Lorsque les médications ne parviennent pas à apaiser la souffrance et que la douleur perdure, on parle alors de douleur chronique. L’OMS la définit comme “une douleur qui persiste plus de six mois” et l’on pense aux lombalgies, aux céphalées, aux pathologies inflammatoires. « Cette douleur persistante devient rapidement invalidante, poursuit Marie-Elisabeth Faymonville. Le patient entre dans une spirale de polymédication dont le bénéfice est faible, sombre parfois dans un catastrophisme délétère et manifeste des troubles de l’humeur difficiles à vivre pour ses proches. Certains s’orientent vers la chirurgie… qui n’est pas toujours conseillée. Peu à peu ces patients s’isolent dans leur douleur, se coupent de toute vie sociale. Ainsi commence ce que nous appelons la “douleur-maladie”. Des réactions émotionnelles d’anxiété, voire de détresse apparaissent. En l’absence de solution efficace, le patient peut se rebeller ou se résigner pour adopter un “comportement de malade” : c’est le syndrome douloureux chronique. »

 

douleur2Sortir de l’engrenage

En 2001, la fondation européenne des chapitres de l’Association internationale pour l’étude de la douleur déclarait que “la douleur chronique avec ses conséquences multiples sur l’activité physique, les limitations socio-économiques et la qualité de vie pouvait être vue comme une maladie à part entière”. Elle constitue à l’évidence un réel problème de santé publique. Ses conséquences sont multiples sur l’activité physique, l’activité professionnelle, la qualité de la vie. Une enquête européenne menée en 2006 montre que la Belgique se situe au 5e rang des plus gros consommateurs d’anti-douleurs. Si près de la moitié de la population belge âgée de plus de 15 ans ne présente aucun symptôme douloureux, l’autre moitié évoque néanmoins une douleur au cours des quatre dernières semaines. Les femmes sont plus nombreuses (56%) que les hommes (45%) à s’en plaindre.

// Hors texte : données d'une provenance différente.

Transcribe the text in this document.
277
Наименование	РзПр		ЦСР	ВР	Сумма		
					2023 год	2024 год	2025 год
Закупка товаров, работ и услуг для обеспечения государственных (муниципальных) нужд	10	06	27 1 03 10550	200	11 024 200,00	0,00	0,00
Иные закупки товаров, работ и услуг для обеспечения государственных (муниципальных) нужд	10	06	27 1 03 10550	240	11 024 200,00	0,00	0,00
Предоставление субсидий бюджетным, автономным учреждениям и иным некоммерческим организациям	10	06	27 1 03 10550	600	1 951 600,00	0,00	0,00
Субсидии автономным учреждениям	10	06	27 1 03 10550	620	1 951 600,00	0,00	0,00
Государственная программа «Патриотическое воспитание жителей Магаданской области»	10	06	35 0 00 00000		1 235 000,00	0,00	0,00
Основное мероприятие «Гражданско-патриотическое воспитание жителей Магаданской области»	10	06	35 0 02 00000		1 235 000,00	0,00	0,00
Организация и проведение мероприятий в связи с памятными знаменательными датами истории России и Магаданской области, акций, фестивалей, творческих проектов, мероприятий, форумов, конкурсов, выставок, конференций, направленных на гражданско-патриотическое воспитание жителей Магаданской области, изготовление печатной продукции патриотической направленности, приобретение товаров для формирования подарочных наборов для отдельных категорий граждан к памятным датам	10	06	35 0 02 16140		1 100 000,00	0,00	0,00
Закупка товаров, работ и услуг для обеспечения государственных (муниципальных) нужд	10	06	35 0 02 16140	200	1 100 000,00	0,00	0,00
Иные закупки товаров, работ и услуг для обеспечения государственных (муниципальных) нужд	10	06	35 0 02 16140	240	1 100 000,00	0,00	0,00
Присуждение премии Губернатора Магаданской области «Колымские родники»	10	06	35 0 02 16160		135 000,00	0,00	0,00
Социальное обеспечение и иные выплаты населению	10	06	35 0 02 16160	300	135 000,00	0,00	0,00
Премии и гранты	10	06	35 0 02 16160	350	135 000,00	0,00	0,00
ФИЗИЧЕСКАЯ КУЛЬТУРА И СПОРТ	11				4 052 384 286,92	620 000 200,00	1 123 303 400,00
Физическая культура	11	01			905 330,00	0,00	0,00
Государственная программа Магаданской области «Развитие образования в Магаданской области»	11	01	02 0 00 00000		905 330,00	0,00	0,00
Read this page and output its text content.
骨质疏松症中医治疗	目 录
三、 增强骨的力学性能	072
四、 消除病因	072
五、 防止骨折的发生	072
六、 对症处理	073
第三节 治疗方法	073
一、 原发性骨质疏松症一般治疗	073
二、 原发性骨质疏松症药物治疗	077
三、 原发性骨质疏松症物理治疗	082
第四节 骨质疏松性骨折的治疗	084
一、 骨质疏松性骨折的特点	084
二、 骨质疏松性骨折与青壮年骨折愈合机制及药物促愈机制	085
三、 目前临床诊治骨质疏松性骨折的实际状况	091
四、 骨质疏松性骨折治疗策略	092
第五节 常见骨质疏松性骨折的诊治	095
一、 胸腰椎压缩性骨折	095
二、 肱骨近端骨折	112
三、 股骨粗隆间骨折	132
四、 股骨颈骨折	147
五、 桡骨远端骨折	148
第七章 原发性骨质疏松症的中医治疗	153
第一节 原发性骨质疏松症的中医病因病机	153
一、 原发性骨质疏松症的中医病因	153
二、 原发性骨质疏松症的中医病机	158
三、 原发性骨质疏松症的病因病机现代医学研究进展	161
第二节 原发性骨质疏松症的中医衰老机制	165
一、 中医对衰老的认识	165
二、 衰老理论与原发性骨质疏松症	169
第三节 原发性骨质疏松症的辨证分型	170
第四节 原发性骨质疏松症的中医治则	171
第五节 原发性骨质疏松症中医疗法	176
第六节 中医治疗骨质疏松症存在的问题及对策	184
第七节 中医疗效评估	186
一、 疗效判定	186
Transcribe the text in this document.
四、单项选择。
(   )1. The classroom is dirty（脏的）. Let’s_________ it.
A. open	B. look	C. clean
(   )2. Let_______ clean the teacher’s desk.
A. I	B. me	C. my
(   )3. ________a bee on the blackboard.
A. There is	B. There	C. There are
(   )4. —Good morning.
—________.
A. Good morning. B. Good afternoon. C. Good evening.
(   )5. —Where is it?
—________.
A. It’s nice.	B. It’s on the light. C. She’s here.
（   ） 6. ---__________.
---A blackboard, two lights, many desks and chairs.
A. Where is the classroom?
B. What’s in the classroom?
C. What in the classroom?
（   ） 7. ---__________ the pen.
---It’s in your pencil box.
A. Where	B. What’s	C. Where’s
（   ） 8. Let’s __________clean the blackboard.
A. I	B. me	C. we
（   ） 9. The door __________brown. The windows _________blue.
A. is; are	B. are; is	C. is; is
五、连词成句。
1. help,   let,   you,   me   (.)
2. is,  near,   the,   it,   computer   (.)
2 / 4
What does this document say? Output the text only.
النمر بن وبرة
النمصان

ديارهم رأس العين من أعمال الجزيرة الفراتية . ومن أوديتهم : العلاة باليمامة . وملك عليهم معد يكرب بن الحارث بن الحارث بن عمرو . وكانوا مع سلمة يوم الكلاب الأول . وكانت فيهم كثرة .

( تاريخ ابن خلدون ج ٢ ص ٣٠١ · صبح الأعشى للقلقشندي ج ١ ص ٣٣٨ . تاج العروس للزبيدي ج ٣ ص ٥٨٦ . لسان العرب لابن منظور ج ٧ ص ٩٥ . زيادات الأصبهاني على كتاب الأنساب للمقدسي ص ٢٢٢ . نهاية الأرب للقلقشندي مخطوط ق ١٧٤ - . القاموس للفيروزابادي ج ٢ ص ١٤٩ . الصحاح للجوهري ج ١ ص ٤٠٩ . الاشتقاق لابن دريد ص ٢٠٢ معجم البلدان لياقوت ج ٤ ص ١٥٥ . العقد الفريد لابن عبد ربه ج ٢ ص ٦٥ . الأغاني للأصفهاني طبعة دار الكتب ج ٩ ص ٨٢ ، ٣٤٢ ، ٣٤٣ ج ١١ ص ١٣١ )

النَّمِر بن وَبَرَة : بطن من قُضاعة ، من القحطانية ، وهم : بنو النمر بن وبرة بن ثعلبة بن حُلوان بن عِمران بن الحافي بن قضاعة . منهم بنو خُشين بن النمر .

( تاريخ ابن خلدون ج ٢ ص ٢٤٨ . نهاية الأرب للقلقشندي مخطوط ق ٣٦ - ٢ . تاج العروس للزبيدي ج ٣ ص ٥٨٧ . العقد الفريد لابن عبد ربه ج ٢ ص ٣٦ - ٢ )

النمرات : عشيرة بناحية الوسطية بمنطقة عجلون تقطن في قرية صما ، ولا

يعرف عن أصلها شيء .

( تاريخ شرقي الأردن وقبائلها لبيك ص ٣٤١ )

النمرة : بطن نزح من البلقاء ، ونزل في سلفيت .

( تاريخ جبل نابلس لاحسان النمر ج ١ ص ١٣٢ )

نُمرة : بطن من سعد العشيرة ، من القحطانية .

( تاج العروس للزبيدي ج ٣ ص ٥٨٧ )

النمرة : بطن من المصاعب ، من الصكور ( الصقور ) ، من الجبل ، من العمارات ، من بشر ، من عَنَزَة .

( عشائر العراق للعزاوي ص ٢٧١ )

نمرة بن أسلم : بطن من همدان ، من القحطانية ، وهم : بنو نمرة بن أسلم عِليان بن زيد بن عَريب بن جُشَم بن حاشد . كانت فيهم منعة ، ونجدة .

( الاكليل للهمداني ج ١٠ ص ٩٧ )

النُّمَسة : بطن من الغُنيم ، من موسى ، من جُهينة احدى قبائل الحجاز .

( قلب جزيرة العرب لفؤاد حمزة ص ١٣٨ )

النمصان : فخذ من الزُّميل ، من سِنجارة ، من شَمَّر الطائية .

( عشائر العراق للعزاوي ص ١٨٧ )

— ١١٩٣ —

Selon Marie-Elisabeth Faymonville, « le seul substrat biologique n’explique pas tout » et le traitement ne peut plus, dès lors, relever uniquement de la sphère bio-médicale. En effet, on n’a plus seulement affaire à un tissu lésé mais à une problématique bien plus complexe. Une approche globale du patient est nécessaire, sur le plan biologique, psycho-social et professionnel. Au CHU de Liège, le Centre de la douleur réunit des spécialistes de différentes disciplines : anesthésistes, neurochirurgiens, gériatres, internistes, psychologues, kinésithérapeutes, infirmiers, etc.

Si la médecine dispose d’un panel d’outils pour soulager la douleur – infiltrations, anti-douleurs per os, patchs, Tens, radiofréquence –, l’approche psychologique est également recommandée dans les cas chroniques. A cet égard, on sait que plusieurs facteurs influencent la perception de la douleur. Parmi eux figurent l’inactivité, la fatigue, l’anxiété, l’attitude de l’entourage, la représentation que le patient a de la pathologie. « D’autre part, confirme Marie-Elisabeth Faymonville, de multiples études réalisées grâce à l’imagerie par résonance magnétique (IRM) ont mis en lumière que la distraction, la méditation, le placebo et l’hypnose peuvent modifier sensiblement la perception de la douleur. »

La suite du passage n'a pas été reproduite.